This past week, I watched Crip Camp on my birthday in self-isolation. I had spent the morning crying on and off as I mourned the plans I had canceled and the current state of the country. It felt like none of it had mattered—none of the activism or advocacy had helped—because now, as the nondisabled were utilizing the accessibility that disabled people had long fought for, they were questioning our need to live while making use of our labor. To add to the pain, this particular birthday, my thirtieth, was meant to mark how far I had come and to bask in the independence I had worked hard for. Am I not supposed to cry about that?
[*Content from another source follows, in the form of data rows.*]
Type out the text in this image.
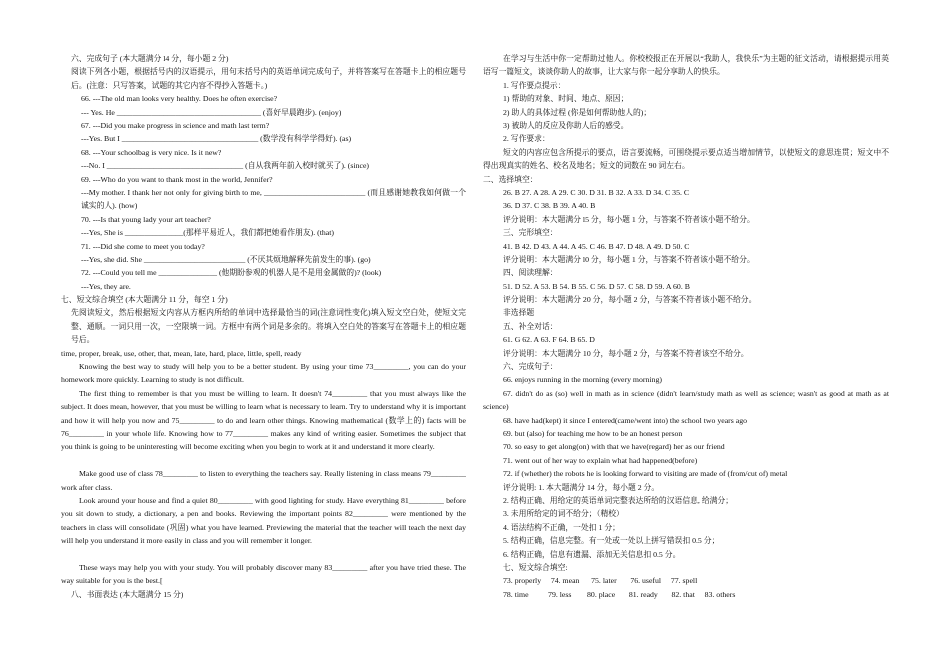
六、完成句子 (本大题满分 l4 分，每小题 2 分)
阅读下列各小题，根据括号内的汉语提示，用句末括号内的英语单词完成句子，并将答案写在答题卡上的相应题号后。(注意：只写答案，试题的其它内容不得抄入答题卡。)
66. ---The old man looks very healthy. Does he often exercise?
--- Yes. He _____________________________________ (喜好早晨跑步). (enjoy)
67. ---Did you make progress in science and math last term?
---Yes. But I ___________________________________ (数学没有科学学得好). (as)
68. ---Your schoolbag is very nice. Is it new?
---No. I ___________________________________ (自从我两年前入校时就买了). (since)
69. ---Who do you want to thank most in the world, Jennifer?
---My mother. I thank her not only for giving birth to me, __________________________ (而且感谢她教我如何做一个诚实的人). (how)
70. ---Is that young lady your art teacher?
---Yes, She is _______________(那样平易近人，我们都把她看作朋友). (that)
71. ---Did she come to meet you today?
---Yes, she did. She __________________________ (不厌其烦地解释先前发生的事). (go)
72. ---Could you tell me _______________ (他期盼参观的机器人是不是用金属做的)? (look)
---Yes, they are.
七、短文综合填空 (本大题满分 11 分，每空 1 分)
先阅读短文，然后根据短文内容从方框内所给的单词中选择最恰当的词(注意词性变化)填入短文空白处，使短文完整、通顺。一词只用一次，一空限填一词。方框中有两个词是多余的。将填入空白处的答案写在答题卡上的相应题号后。
time, proper, break, use, other, that, mean, late, hard, place, little, spell, ready
Knowing the best way to study will help you to be a better student. By using your time 73_________, you can do your homework more quickly. Learning to study is not difficult.
The first thing to remember is that you must be willing to learn. It doesn't 74_________ that you must always like the subject. It does mean, however, that you must be willing to learn what is necessary to learn. Try to understand why it is important and how it will help you now and 75_________ to do and learn other things. Knowing mathematical (数学上的) facts will be 76_________ in your whole life. Knowing how to 77_________ makes any kind of writing easier. Sometimes the subject that you think is going to be uninteresting will become exciting when you begin to work at it and understand it more clearly.
Make good use of class 78_________ to listen to everything the teachers say. Really listening in class means 79_________ work after class.
Look around your house and find a quiet 80_________ with good lighting for study. Have everything 81_________ before you sit down to study, a dictionary, a pen and books. Reviewing the important points 82_________ were mentioned by the teachers in class will consolidate (巩固) what you have learned. Previewing the material that the teacher will teach the next day will help you understand it more easily in class and you will remember it longer.
These ways may help you with your study. You will probably discover many 83_________ after you have tried these. The way suitable for you is the best.[
八、书面表达 (本大题满分 15 分)
在学习与生活中你一定帮助过他人。你校校报正在开展以“我助人，我快乐”为主题的征文活动，请根据提示用英语写一篇短文，谈谈你助人的故事，让大家与你一起分享助人的快乐。
1. 写作要点提示：
1) 帮助的对象、时间、地点、原因；
2) 助人的具体过程 (你是如何帮助他人的)；
3) 被助人的反应及你助人后的感受。
2. 写作要求：
短文的内容应包含所提示的要点，语言要流畅，可围绕提示要点适当增加情节，以使短文的意思连贯；短文中不得出现真实的姓名、校名及地名；短文的词数在 90 词左右。
二、选择填空：
26. B 27. A 28. A 29. C 30. D 31. B 32. A 33. D 34. C 35. C
36. D 37. C 38. B 39. A 40. B
评分说明：本大题满分 l5 分，每小题 1 分，与答案不符者该小题不给分。
三、完形填空：
41. B 42. D 43. A 44. A 45. C 46. B 47. D 48. A 49. D 50. C
评分说明：本大题满分 l0 分，每小题 1 分，与答案不符者该小题不给分。
四、阅读理解：
51. D 52. A 53. B 54. B 55. C 56. D 57. C 58. D 59. A 60. B
评分说明：本大题满分 20 分，每小题 2 分，与答案不符者该小题不给分。
非选择题
五、补全对话：
61. G 62. A 63. F 64. B 65. D
评分说明：本大题满分 10 分，每小题 2 分，与答案不符者该空不给分。
六、完成句子：
66. enjoys running in the morning (every morning)
67. didn't do as (so) well in math as in science (didn't learn/study math as well as science; wasn't as good at math as at science)
68. have had(kept) it since I entered(came/went into) the school two years ago
69. but (also) for teaching me how to be an honest person
70. so easy to get along(on) with that we have(regard) her as our friend
71. went out of her way to explain what had happened(before)
72. if (whether) the robots he is looking forward to visiting are made of (from/cut of) metal
评分说明: 1. 本大题满分 14 分，每小题 2 分。
2. 结构正确、用给定的英语单词完整表达所给的汉语信息, 给满分；
3. 未用所给定的词不给分；（精校）
4. 语法结构不正确，一处扣 1 分；
5. 结构正确，信息完整。有一处或一处以上拼写错误扣 0.5 分；
6. 结构正确，信息有遗漏、添加无关信息扣 0.5 分。
七、短文综合填空:
73. properly     74. mean      75. later       76. useful     77. spell
78. time          79. less        80. place       81. ready       82. that     83. others
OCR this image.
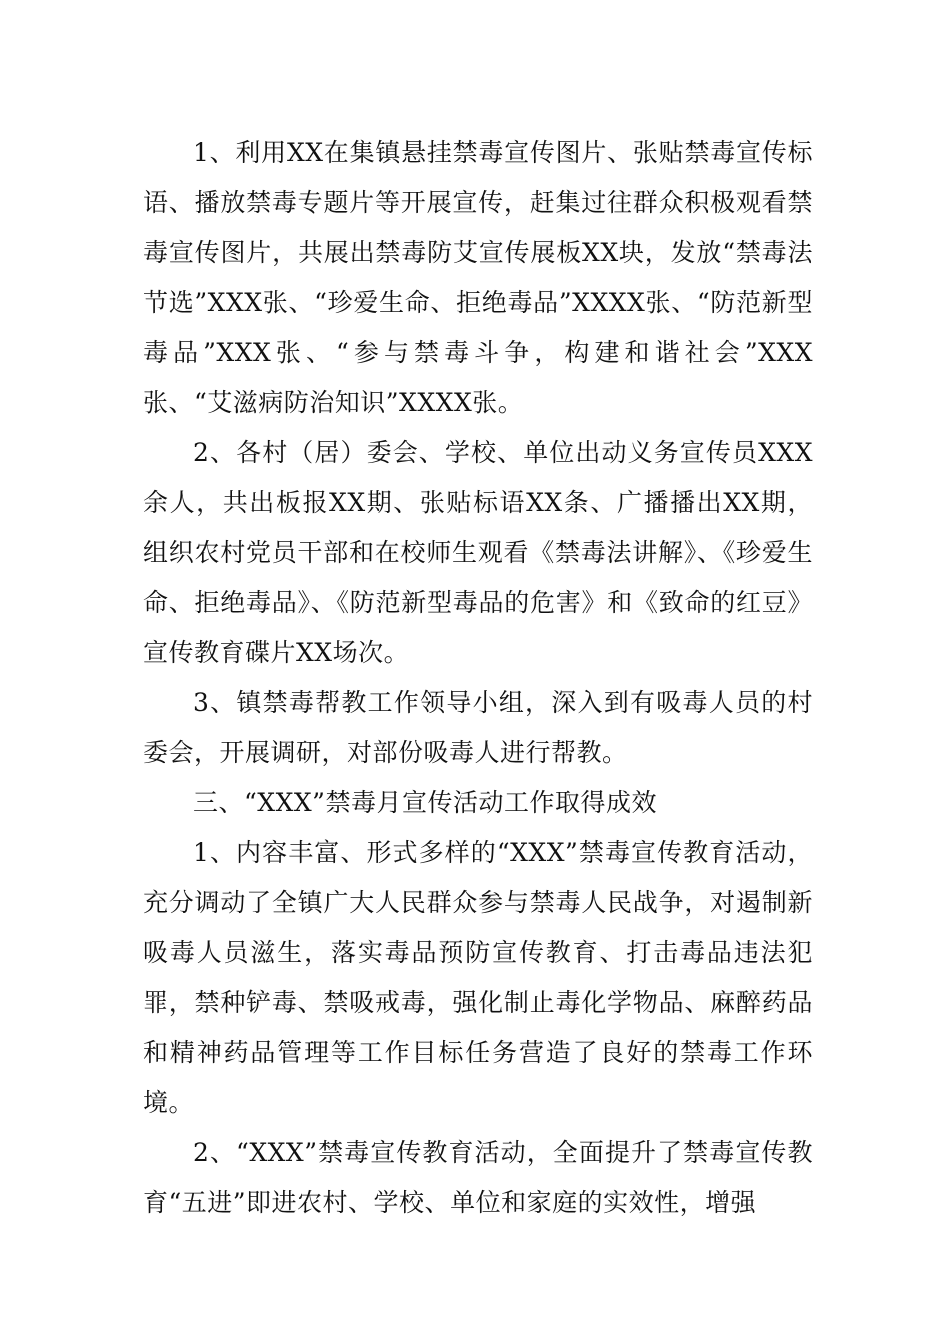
1、利用XX在集镇悬挂禁毒宣传图片、张贴禁毒宣传标语、播放禁毒专题片等开展宣传，赶集过往群众积极观看禁毒宣传图片，共展出禁毒防艾宣传展板XX块，发放“禁毒法节选”XXX张、“珍爱生命、拒绝毒品”XXXX张、“防范新型毒品”XXX张、“参与禁毒斗争，构建和谐社会”XXX张、“艾滋病防治知识”XXXX张。

2、各村（居）委会、学校、单位出动义务宣传员XXX余人，共出板报XX期、张贴标语XX条、广播播出XX期，组织农村党员干部和在校师生观看《禁毒法讲解》、《珍爱生命、拒绝毒品》、《防范新型毒品的危害》和《致命的红豆》宣传教育碟片XX场次。

3、镇禁毒帮教工作领导小组，深入到有吸毒人员的村委会，开展调研，对部份吸毒人进行帮教。

三、“XXX”禁毒月宣传活动工作取得成效

1、内容丰富、形式多样的“XXX”禁毒宣传教育活动，充分调动了全镇广大人民群众参与禁毒人民战争，对遏制新吸毒人员滋生，落实毒品预防宣传教育、打击毒品违法犯罪，禁种铲毒、禁吸戒毒，强化制止毒化学物品、麻醉药品和精神药品管理等工作目标任务营造了良好的禁毒工作环境。

2、“XXX”禁毒宣传教育活动，全面提升了禁毒宣传教育“五进”即进农村、学校、单位和家庭的实效性，增强
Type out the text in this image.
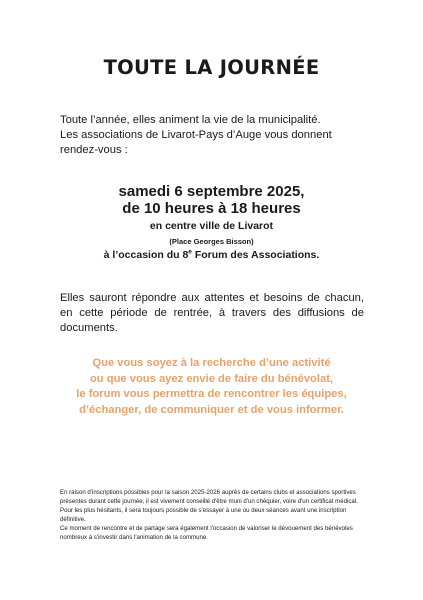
TOUTE LA JOURNÉE
Toute l’année, elles animent la vie de la municipalité.
Les associations de Livarot-Pays d’Auge vous donnent rendez-vous :
samedi 6 septembre 2025,
de 10 heures à 18 heures
en centre ville de Livarot
(Place Georges Bisson)
à l’occasion du 8e Forum des Associations.

Elles sauront répondre aux attentes et besoins de chacun, en cette période de rentrée, à travers des diffusions de documents.

Que vous soyez à la recherche d’une activité
ou que vous ayez envie de faire du bénévolat,
le forum vous permettra de rencontrer les équipes,
d’échanger, de communiquer et de vous informer.

En raison d'inscriptions possibles pour la saison 2025-2026 auprès de certains clubs et associations sportives présentes durant cette journée, il est vivement conseillé d'être muni d'un chéquier, voire d'un certificat médical. Pour les plus hésitants, il sera toujours possible de s'essayer à une ou deux séances avant une inscription définitive.

Ce moment de rencontre et de partage sera également l'occasion de valoriser le dévouement des bénévoles nombreux à s'investir dans l'animation de la commune.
Watching Crip Camp online with some friends was meant to fill me with a small fraction of the celebratory nature I had planned on experiencing for my “special day.” As I watched the documentary, though, I began to be filled with rage—not at the subjects of the film, but watching the 504 sit-ins unfold juxtaposed against the background of self-isolation as a result of federal incompetence and how the coronavirus response painted disabled people as disposable. I thought we were getting somewhere. We have disabled folk holding public office, more representation than ever, and we’re finally remembering our history with films like Crip Camp—and now people are questioning whether we should be allowed to live.
Who the fuck do these ableds think they are?
Now that they’ve made concerts accessible, now that happy hour means we can meet up virtually, now that work and school can be done at home—NOW is when you paint disabled people as disposable? Now that you reap the benefits of what disabled people have been fighting for for decades—now is when we shouldn’t exist?
But, as the documentary shows, this is nothing new. The nondisabled have been trying to dictate what our “quality of life” should look like since forever. It took years of activism, weeks of a sit-in, the help of the Black Panther Party, trips in the back of trucks because there wasn’t accessible transportation, stopping traffic and sustained pressure on the nondisabled to move leaders to ensure disability access and rights.
And still, we have to fight—constantly, because even though we won those rights, no one was willing to ensure they are enacted without the work of the disability community.
So, as disabled people, we have to ask ourselves: “who the fuck do we think we are?”
We are the beneficiaries of the hard-fought disability rights movement. Just because we have won some battles and made progress does not mean we too are not called to take the baton and raise hell ourselves. We are exhausted, but that what our community has been about: calculating our strengths and stepping in where we can.
No one, other than us, gets to determine what our “quality of life” looks like. No one gets to put up barriers to the lives we want to live because of our diagnosis (or lack thereof). No one gets to tell us our lives aren’t worth it. Disabled people have shut down entire cities by blocking traffic. Disabled people have commandeered politicians’ offices for weeks on end. Disabled people have named and shamed those in the way of accessibility and inclusion. Disabled people have gotten laws passed ensuring our human rights.
So, who the fuck do I think I am?
I am a child of the disability rights movement. As I celebrate my 30th year, so does the Americans with Disabilities Act. I am a beneficiary of the work of those that came before me, but that doesn’t mean that work is nearly finished. If the current pandemic is any indication, that work is far from over.
I am of a value immeasurable by the narrow constructs of capitalism. I am a fight they are incapable of taking on. I am of the same vulnerability that forces the ground to yield into curb cuts and ramps.
The spirit of disability activism within me could make the world stop completely.
I will not go away. I will not accept their judgments about my life. I will not allow them to throw me away. I am no one’s sacrifice to the market (don’t they know they can’t sacrifice me to save themselves, the virus wants us all). There aren’t enough dollars in the world to cover my worth.
I am disabled, not disposable. I am disabled, not expendable.
I am disabled, and like those before me, I’m ready, willing and able to give you the fight of my fucking life.